Joint Venture entry method is the best for Nayuki for the following reasons. Through the joint venture, Nayuki will be able to learn from Imperial Tea Court the critical distribution channels, supply chain networks and the customer characteristics to survive in the USA ( )) . Also, joint venture is a risk mitigation mechanization as the losses will be borne by both parties. The management principles for a joint venture are very clear. To begin, both participants must align their strategies, elect or appoint leadership for the venture, and establish rules to govern the venture (Killing, 2017). This joint venture should be formed on a 50/50 basis.

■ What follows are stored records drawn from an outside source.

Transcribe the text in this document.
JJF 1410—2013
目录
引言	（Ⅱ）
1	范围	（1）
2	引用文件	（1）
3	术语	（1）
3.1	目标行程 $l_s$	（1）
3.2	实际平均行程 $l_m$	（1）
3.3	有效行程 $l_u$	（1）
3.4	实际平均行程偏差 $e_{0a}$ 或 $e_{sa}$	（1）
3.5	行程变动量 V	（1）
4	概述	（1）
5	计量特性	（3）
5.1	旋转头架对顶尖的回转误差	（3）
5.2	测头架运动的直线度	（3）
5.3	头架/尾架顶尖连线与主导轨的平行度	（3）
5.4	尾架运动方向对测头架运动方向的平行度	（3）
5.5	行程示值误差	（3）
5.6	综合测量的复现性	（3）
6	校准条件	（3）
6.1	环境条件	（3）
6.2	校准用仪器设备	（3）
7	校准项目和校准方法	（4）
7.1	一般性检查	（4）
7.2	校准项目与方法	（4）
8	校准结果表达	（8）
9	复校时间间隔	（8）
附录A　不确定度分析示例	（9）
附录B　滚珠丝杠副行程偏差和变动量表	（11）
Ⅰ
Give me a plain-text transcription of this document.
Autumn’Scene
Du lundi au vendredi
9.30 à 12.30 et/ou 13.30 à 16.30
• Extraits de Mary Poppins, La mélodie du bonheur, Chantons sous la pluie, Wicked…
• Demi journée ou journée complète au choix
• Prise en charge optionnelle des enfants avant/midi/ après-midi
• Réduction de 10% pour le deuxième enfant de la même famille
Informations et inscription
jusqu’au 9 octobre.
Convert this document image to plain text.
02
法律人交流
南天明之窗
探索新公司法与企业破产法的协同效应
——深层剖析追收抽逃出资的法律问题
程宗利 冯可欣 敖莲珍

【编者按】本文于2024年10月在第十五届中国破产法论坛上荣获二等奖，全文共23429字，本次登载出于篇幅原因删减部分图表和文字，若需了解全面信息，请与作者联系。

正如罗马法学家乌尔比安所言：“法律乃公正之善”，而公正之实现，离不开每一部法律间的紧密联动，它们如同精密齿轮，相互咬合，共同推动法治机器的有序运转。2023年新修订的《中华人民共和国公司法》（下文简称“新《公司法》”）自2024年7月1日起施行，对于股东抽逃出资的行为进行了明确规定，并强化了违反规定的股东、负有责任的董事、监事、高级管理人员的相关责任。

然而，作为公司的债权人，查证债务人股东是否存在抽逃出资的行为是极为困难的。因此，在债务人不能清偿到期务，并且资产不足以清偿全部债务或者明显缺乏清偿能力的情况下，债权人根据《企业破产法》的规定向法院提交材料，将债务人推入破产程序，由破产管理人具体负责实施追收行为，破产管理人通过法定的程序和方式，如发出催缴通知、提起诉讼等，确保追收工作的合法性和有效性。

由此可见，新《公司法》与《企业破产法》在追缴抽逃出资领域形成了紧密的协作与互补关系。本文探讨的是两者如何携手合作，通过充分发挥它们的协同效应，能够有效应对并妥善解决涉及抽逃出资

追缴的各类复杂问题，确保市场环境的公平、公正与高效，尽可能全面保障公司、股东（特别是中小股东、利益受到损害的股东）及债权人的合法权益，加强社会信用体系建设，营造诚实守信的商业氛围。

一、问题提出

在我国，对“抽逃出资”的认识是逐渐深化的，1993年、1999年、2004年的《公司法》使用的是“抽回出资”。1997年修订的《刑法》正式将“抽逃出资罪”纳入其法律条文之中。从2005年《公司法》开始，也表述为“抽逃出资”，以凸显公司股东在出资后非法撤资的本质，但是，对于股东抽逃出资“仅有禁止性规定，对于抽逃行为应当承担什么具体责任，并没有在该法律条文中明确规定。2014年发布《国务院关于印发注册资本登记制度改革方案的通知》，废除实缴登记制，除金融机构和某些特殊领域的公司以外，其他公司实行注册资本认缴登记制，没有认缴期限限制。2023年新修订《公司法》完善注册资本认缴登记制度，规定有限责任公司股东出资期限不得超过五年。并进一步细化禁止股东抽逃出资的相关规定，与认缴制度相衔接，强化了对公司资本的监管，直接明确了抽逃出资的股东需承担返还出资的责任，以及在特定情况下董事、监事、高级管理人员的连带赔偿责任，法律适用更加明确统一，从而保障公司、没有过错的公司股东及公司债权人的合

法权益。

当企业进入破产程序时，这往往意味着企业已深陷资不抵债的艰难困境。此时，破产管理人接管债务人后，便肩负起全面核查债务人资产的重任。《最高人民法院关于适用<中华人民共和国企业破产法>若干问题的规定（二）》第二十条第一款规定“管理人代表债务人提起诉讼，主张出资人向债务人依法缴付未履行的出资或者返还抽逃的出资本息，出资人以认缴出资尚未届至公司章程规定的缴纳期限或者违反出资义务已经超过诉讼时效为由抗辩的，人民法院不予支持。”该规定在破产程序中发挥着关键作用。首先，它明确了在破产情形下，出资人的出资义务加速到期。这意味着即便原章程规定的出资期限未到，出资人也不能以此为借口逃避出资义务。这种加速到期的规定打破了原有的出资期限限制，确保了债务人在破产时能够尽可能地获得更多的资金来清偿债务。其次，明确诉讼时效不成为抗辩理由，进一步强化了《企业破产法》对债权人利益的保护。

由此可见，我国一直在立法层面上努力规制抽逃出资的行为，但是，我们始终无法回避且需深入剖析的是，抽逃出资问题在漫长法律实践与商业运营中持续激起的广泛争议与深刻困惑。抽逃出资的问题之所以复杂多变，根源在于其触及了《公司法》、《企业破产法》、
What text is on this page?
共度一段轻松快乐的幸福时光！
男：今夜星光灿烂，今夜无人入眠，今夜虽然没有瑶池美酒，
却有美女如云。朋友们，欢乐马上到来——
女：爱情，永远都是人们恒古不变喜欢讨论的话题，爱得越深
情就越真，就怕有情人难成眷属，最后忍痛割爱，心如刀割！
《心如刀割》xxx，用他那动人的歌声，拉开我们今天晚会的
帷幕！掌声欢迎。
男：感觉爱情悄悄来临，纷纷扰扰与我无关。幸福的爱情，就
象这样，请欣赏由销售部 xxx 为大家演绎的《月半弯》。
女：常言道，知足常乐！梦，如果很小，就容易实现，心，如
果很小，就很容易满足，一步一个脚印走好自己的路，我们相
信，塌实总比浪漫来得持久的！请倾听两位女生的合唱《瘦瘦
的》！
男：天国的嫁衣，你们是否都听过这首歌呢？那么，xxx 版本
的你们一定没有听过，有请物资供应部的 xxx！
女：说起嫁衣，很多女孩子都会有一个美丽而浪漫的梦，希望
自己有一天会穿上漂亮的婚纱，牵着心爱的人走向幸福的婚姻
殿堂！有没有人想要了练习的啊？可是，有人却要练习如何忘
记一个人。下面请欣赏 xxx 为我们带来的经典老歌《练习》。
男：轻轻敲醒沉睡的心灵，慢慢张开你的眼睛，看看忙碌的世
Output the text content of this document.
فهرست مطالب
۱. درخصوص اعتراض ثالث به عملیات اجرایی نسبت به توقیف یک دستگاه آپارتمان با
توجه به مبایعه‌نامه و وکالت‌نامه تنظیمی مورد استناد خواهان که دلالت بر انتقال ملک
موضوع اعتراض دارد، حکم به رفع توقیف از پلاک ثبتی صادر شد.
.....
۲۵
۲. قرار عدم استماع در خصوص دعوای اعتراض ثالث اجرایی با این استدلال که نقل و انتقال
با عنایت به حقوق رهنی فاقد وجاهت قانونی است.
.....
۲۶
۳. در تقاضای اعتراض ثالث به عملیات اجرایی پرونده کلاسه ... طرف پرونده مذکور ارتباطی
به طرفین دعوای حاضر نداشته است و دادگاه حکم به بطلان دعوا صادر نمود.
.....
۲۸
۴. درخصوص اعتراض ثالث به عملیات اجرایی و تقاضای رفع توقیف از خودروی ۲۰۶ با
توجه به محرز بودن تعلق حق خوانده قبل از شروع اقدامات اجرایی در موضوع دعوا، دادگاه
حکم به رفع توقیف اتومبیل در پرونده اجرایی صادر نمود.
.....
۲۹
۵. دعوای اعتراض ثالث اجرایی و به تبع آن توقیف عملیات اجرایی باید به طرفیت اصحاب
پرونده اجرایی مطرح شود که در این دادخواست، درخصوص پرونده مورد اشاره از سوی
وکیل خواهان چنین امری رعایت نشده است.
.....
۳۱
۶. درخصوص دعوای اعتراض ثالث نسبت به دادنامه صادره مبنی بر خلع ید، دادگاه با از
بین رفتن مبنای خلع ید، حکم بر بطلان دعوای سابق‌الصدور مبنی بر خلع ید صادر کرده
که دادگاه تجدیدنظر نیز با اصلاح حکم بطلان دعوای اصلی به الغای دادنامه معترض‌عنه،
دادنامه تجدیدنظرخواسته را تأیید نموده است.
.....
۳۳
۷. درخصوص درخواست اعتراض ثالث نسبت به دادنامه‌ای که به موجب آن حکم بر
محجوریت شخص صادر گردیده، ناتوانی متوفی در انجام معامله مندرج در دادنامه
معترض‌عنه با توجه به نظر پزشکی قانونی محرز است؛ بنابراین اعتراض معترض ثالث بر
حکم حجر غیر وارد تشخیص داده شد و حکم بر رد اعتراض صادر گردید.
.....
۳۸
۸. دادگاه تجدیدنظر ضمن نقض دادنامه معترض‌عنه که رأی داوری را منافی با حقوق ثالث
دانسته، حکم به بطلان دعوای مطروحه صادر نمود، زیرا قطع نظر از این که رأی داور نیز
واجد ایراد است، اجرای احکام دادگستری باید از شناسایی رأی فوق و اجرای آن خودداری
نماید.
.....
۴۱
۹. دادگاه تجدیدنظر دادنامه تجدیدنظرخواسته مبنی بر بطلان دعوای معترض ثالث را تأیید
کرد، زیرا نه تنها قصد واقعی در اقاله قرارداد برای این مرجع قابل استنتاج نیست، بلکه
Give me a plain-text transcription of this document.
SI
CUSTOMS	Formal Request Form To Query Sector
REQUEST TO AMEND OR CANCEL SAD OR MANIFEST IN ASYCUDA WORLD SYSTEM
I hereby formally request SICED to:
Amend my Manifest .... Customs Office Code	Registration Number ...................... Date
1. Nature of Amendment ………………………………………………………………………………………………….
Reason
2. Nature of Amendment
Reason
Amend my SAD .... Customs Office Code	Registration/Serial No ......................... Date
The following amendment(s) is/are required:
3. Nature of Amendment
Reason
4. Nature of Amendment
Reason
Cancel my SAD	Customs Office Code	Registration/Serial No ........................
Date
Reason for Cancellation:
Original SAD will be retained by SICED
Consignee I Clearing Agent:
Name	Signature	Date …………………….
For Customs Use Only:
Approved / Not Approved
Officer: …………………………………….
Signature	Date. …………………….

Imperial Tea Court already caters to a comparable customer niche when it comes to Nayuki’s premium tea. This will enable both businesses to expand beyond San Francisco’s Chinatown to other places in the United States. The joint venture’s possible hazards include Imperial Tea Court’s lack of commitment, as it will be a direct competitor of Nayuki’s tea. Additionally, the United States market is crowded with teahouses serving the Asian community; consequently, to survive beyond the joint venture, Nayuki must develop a portfolio that caters to the demands of the non-Asian (Chinese) population in the United States.